8 Ağustos 2014 Cuma

Işıltılı bir armağan, taşların kraliçesi: İnci

İnci, astrolojide insan ruhunu temsil eden Ay gezegeninin taşıdır. Alçak gönüllülüğün, temizliğin, sevgi ve şefkatin simgesidir. Oluşumu yaklaşık altı yıl süren inci, “Taşların kraliçesi” adıyla anılır.

İnci efsanelere konu olmuş

Çin efsanelerine göre, gökyüzünde ejderhalar dövüştüğünde yeryüzüne inci parçaları dökülürmüş. Eski Mısır’da ölüler inciyle birlikte gömülürmüş. Yunan mitolojisinde ise aşk tanrıçası Afrodit’in dalgaların köpüğünden bir inci gibi doğduğu ve Kıbrıs kıyılarına çıktığı anlatılır.


Günümüzde inci kadınsı bir taş gibi algılansa da geçmişte Roma imparatoru Caligula, Osmanlı padişahı Kanuni Sultan Süleyman, Fransa kralı IV. Philippe ve II. Henry tarafından kullanılmış. Kanuni’nin huzuruna kabul edilen Fransız rahibi Jerom Morand’ın, padişahın sağ kulağında iri, pürüzsüz, muhteşem bir inci küpe gördüğünü ülkesinde hayranlıkla anlatmış. Sultan III. Selim de ressam Kapıdağlı Konstantin’e inci bir tespihle poz vermiş.

İnci kullanan padişahlardan III. Selim

En eski inci örneklerinden Afrodit’in İğnesi, Kıbrıs'taki Afrodit Tapınağı'nda bulunmuş. Ele geçtiği lahitte “Aratas'ın eşi Paphoslu Afrodit Eubola tarafından takılmıştır” sözleri yazılıymış. İğne, The British Museum’da sergileniyor.

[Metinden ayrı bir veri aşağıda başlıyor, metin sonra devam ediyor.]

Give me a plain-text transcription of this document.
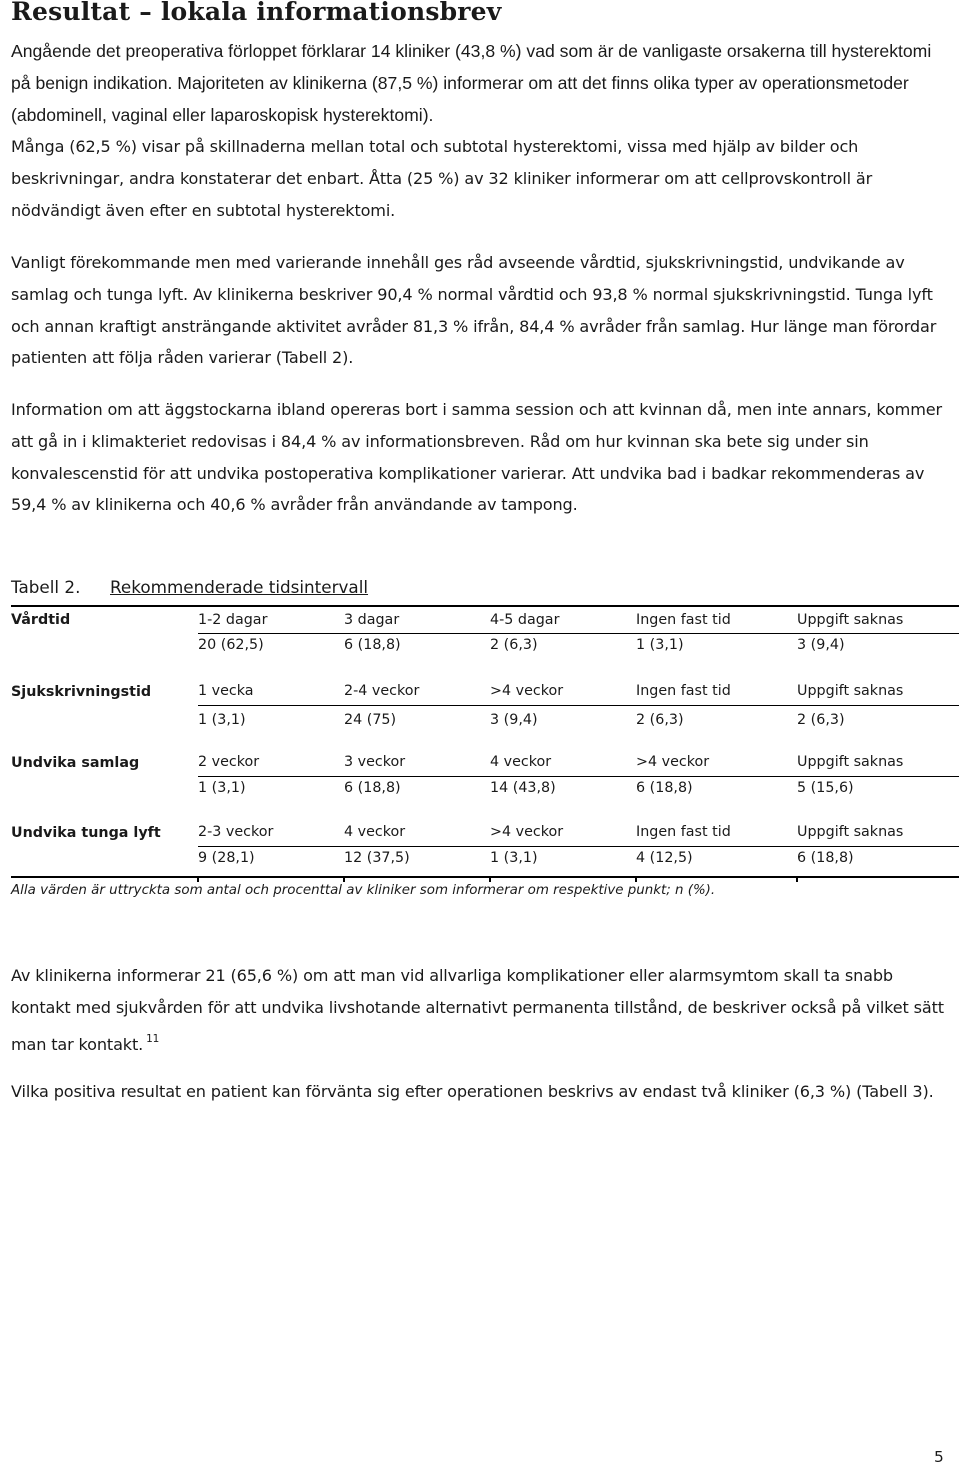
Resultat – lokala informationsbrev

Angående det preoperativa förloppet förklarar 14 kliniker (43,8 %) vad som är de vanligaste orsakerna till hysterektomi på benign indikation. Majoriteten av klinikerna (87,5 %) informerar om att det finns olika typer av operationsmetoder (abdominell, vaginal eller laparoskopisk hysterektomi).

Många (62,5 %) visar på skillnaderna mellan total och subtotal hysterektomi, vissa med hjälp av bilder och beskrivningar, andra konstaterar det enbart. Åtta (25 %) av 32 kliniker informerar om att cellprovskontroll är nödvändigt även efter en subtotal hysterektomi.

Vanligt förekommande men med varierande innehåll ges råd avseende vårdtid, sjukskrivningstid, undvikande av samlag och tunga lyft. Av klinikerna beskriver 90,4 % normal vårdtid och 93,8 % normal sjukskrivningstid. Tunga lyft och annan kraftigt ansträngande aktivitet avråder 81,3 % ifrån, 84,4 % avråder från samlag. Hur länge man förordar patienten att följa råden varierar (Tabell 2).

Information om att äggstockarna ibland opereras bort i samma session och att kvinnan då, men inte annars, kommer att gå in i klimakteriet redovisas i 84,4 % av informationsbreven. Råd om hur kvinnan ska bete sig under sin konvalescenstid för att undvika postoperativa komplikationer varierar. Att undvika bad i badkar rekommenderas av 59,4 % av klinikerna och 40,6 % avråder från användande av tampong.

Tabell 2. Rekommenderade tidsintervall

Vårdtid	1-2 dagar	3 dagar	4-5 dagar	Ingen fast tid	Uppgift saknas
	20 (62,5)	6 (18,8)	2 (6,3)	1 (3,1)	3 (9,4)

Sjukskrivningstid	1 vecka	2-4 veckor	>4 veckor	Ingen fast tid	Uppgift saknas
	1 (3,1)	24 (75)	3 (9,4)	2 (6,3)	2 (6,3)

Undvika samlag	2 veckor	3 veckor	4 veckor	>4 veckor	Uppgift saknas
	1 (3,1)	6 (18,8)	14 (43,8)	6 (18,8)	5 (15,6)

Undvika tunga lyft	2-3 veckor	4 veckor	>4 veckor	Ingen fast tid	Uppgift saknas
	9 (28,1)	12 (37,5)	1 (3,1)	4 (12,5)	6 (18,8)

Alla värden är uttryckta som antal och procenttal av kliniker som informerar om respektive punkt; n (%).

Av klinikerna informerar 21 (65,6 %) om att man vid allvarliga komplikationer eller alarmsymtom skall ta snabb kontakt med sjukvården för att undvika livshotande alternativt permanenta tillstånd, de beskriver också på vilket sätt man tar kontakt. $^{11}$

Vilka positiva resultat en patient kan förvänta sig efter operationen beskrivs av endast två kliniker (6,3 %) (Tabell 3).

5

Marko Polo’nun rivayetinden yola çıkarak 1.495 gramlık Arco Vadisi İncisi’nin, Çin imparatoru tarafından Moğol hükümdarı Kubilay Kağan'a hediye edildiği sanılıyor. Dev inci, açık arttırmada 8 milyon dolar karşılığında bir Fransız koleksiyonere satılmış. 


Doğal incilerin içinde en büyüğü tarihi iki bin beş yüz yıl öncesine dayanan Allah’ın İncisi. 6.350 gram ağırlığındaki bu inci ilk olarak Taoizm'in kurucusu Lao Tzu tarafından barış ve uyumun sembolü olarak görülmüş. Daha sonra kaybolan inciyi, Filipinler’de Etem adlı bir inci dalıcısı bulmuş (1934). 40 milyon dolar değerindeki Allah’ın İncisi’nin şimdiki sahibi Victor Barbish adlı koleksiyoner.